Telemetry (OpenTelemetry / Signoz)
All services export traces and metrics via OpenTelemetry. If Signoz is deployed (global.signoz.deployed: true), use its UI for distributed tracing across services.
# Check if OTEL is configured
kubectl exec -n crs <pod> -- env | grep OTEL
# Verify Signoz pods are running (if deployed)
kubectl get pods -n platform -l app.kubernetes.io/name=signoz
Traces are especially useful for diagnosing slow task processing, identifying which service in a pipeline is the bottleneck, and correlating events across the scheduler -> build-bot -> fuzzer-bot chain.
Volume and Storage
# PVC status
kubectl get pvc -n crs
# Check if corpus tmpfs is mounted, its size, and backing type
kubectl exec -n crs <pod> -- mount | grep corpus_tmpfs
kubectl exec -n crs <pod> -- df -h /corpus_tmpfs 2>/dev/null
# Check if CORPUS_TMPFS_PATH is set
kubectl exec -n crs <pod> -- env | grep CORPUS
# Full disk layout - what's on real disk vs tmpfs
kubectl exec -n crs <pod> -- df -h
CORPUS_TMPFS_PATH is set when global.volumes.corpusTmpfs.enabled: true. This affects fuzzer-bot, coverage-bot, seed-gen, and merger-bot.

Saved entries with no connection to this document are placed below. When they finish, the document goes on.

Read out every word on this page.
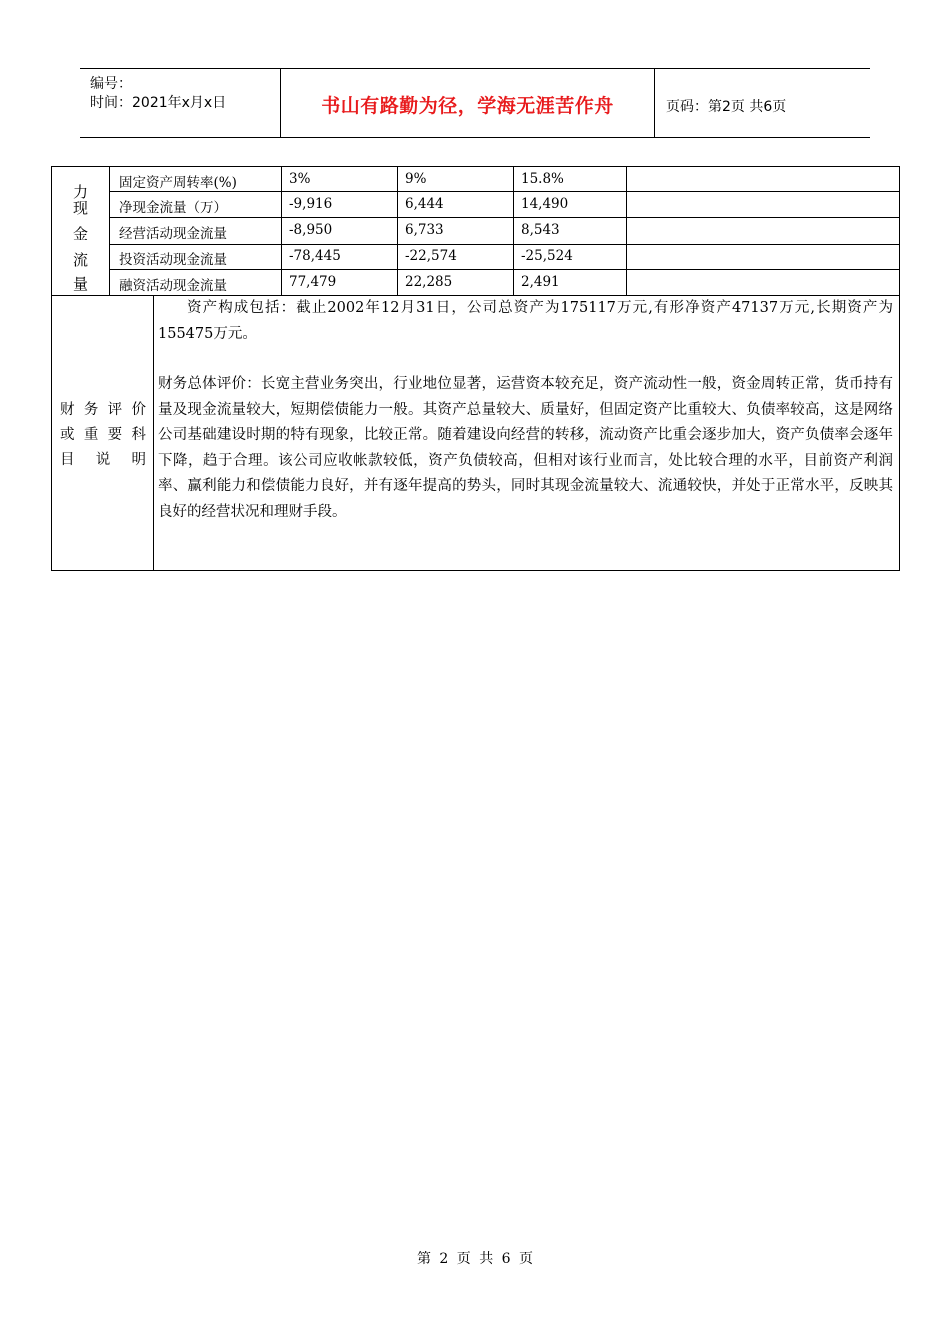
编号：
时间：2021年x月x日	书山有路勤为径，学海无涯苦作舟	页码：第2页 共6页
力
现
金
流
量
固定资产周转率(%)	3%	9%	15.8%
净现金流量（万）	-9,916	6,444	14,490
经营活动现金流量	-8,950	6,733	8,543
投资活动现金流量	-78,445	-22,574	-25,524
融资活动现金流量	77,479	22,285	2,491
财务评价
或重要科
目说明

资产构成包括：截止2002年12月31日，公司总资产为175117万元,有形净资产47137万元,长期资产为155475万元。

财务总体评价：长宽主营业务突出，行业地位显著，运营资本较充足，资产流动性一般，资金周转正常，货币持有量及现金流量较大，短期偿债能力一般。其资产总量较大、质量好，但固定资产比重较大、负债率较高，这是网络公司基础建设时期的特有现象，比较正常。随着建设向经营的转移，流动资产比重会逐步加大，资产负债率会逐年下降，趋于合理。该公司应收帐款较低，资产负债较高，但相对该行业而言，处比较合理的水平，目前资产利润率、赢利能力和偿债能力良好，并有逐年提高的势头，同时其现金流量较大、流通较快，并处于正常水平，反映其良好的经营状况和理财手段。

第 2 页 共 6 页
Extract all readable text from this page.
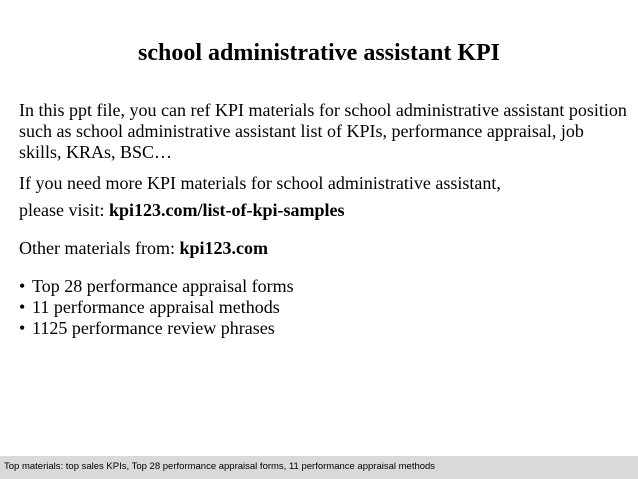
school administrative assistant KPI

In this ppt file, you can ref KPI materials for school administrative assistant position such as school administrative assistant list of KPIs, performance appraisal, job skills, KRAs, BSC…

If you need more KPI materials for school administrative assistant,

please visit: kpi123.com/list-of-kpi-samples

Other materials from: kpi123.com

• Top 28 performance appraisal forms
• 11 performance appraisal methods
• 1125 performance review phrases
Top materials: top sales KPIs, Top 28 performance appraisal forms, 11 performance appraisal methods
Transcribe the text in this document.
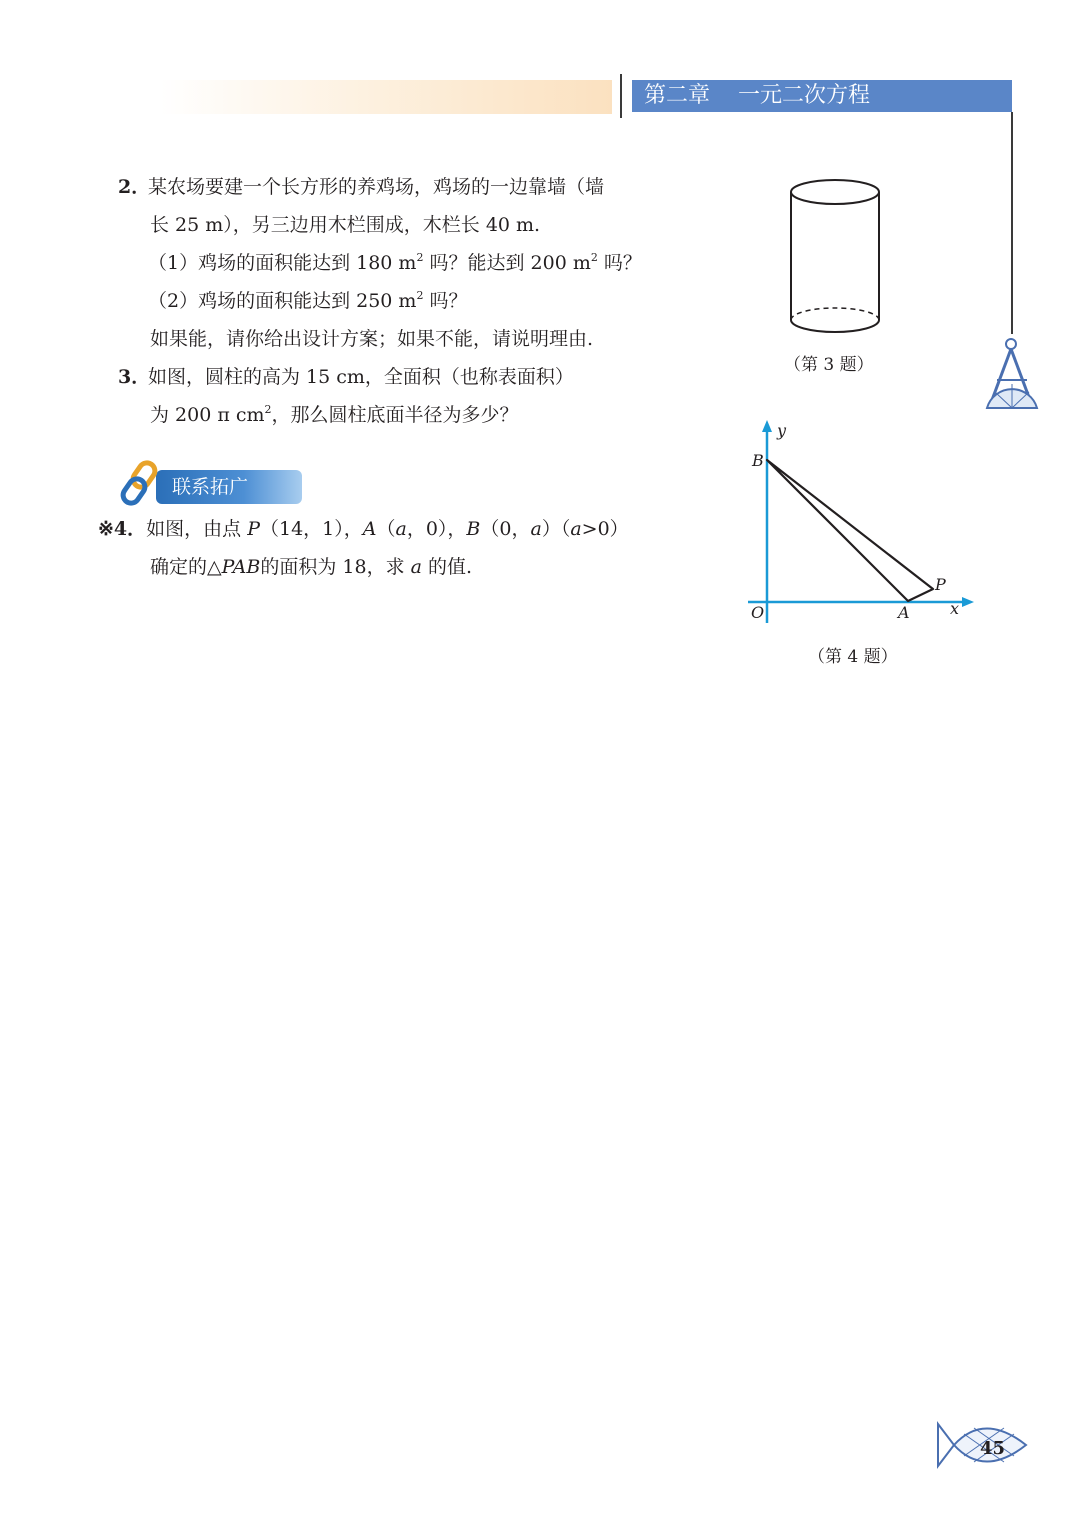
第二章    一元二次方程
2．某农场要建一个长方形的养鸡场，鸡场的一边靠墙（墙
长 25 m），另三边用木栏围成，木栏长 40 m.
（1）鸡场的面积能达到 180 $m^2$ 吗？能达到 200 $m^2$ 吗？
（2）鸡场的面积能达到 250 $m^2$ 吗？
如果能，请你给出设计方案；如果不能，请说明理由.
3．如图，圆柱的高为 15 cm，全面积（也称表面积）
为 200 π $cm^2$，那么圆柱底面半径为多少？
（第 3 题）
联系拓广
※4．如图，由点 P（14，1），A（a，0），B（0，a）（a>0）
确定的△PAB的面积为 18，求 a 的值.
y
x
B
O	A
P
（第 4 题）
45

Deployment Config Verification
When behavior doesn't match expectations, verify Helm values actually took effect:
# Check a pod's actual resource limits
kubectl get pod -n crs <pod-name> -o jsonpath='{.spec.containers[0].resources}'
# Check a pod's actual volume definitions
kubectl get pod -n crs <pod-name> -o jsonpath='{.spec.volumes}'
Helm values template typos (e.g. wrong key names) silently fall back to chart defaults. If deployed resources don't match the values template, check for key name mismatches.
Service-Specific Debugging
For detailed per-service symptoms, root causes, and fixes, see references/failure-patterns.md.
Quick reference:
- DinD:
kubectl logs -n crs -l app=dind --tail=100-- look for docker daemon crashes, storage driver errors - Build-bot: check build queue depth, DinD connectivity, OOM during compilation
- Fuzzer-bot: corpus disk usage, CPU throttling, crash queue backlog
- Patcher: LiteLLM connectivity, LLM timeout, patch queue depth
- Scheduler: the central brain --
kubectl logs -n crs -l app=scheduler --tail=-1 --prefix | grep "WAIT_PATCH_PASS\|ERROR\|SUBMIT"
Diagnostic Script
Run the automated triage snapshot:
bash {baseDir}/scripts/diagnose.sh
Pass --full to also dump recent logs from all pods:
bash {baseDir}/scripts/diagnose.sh --full
This collects pod status, events, resource usage, Redis health, and queue depths in one pass.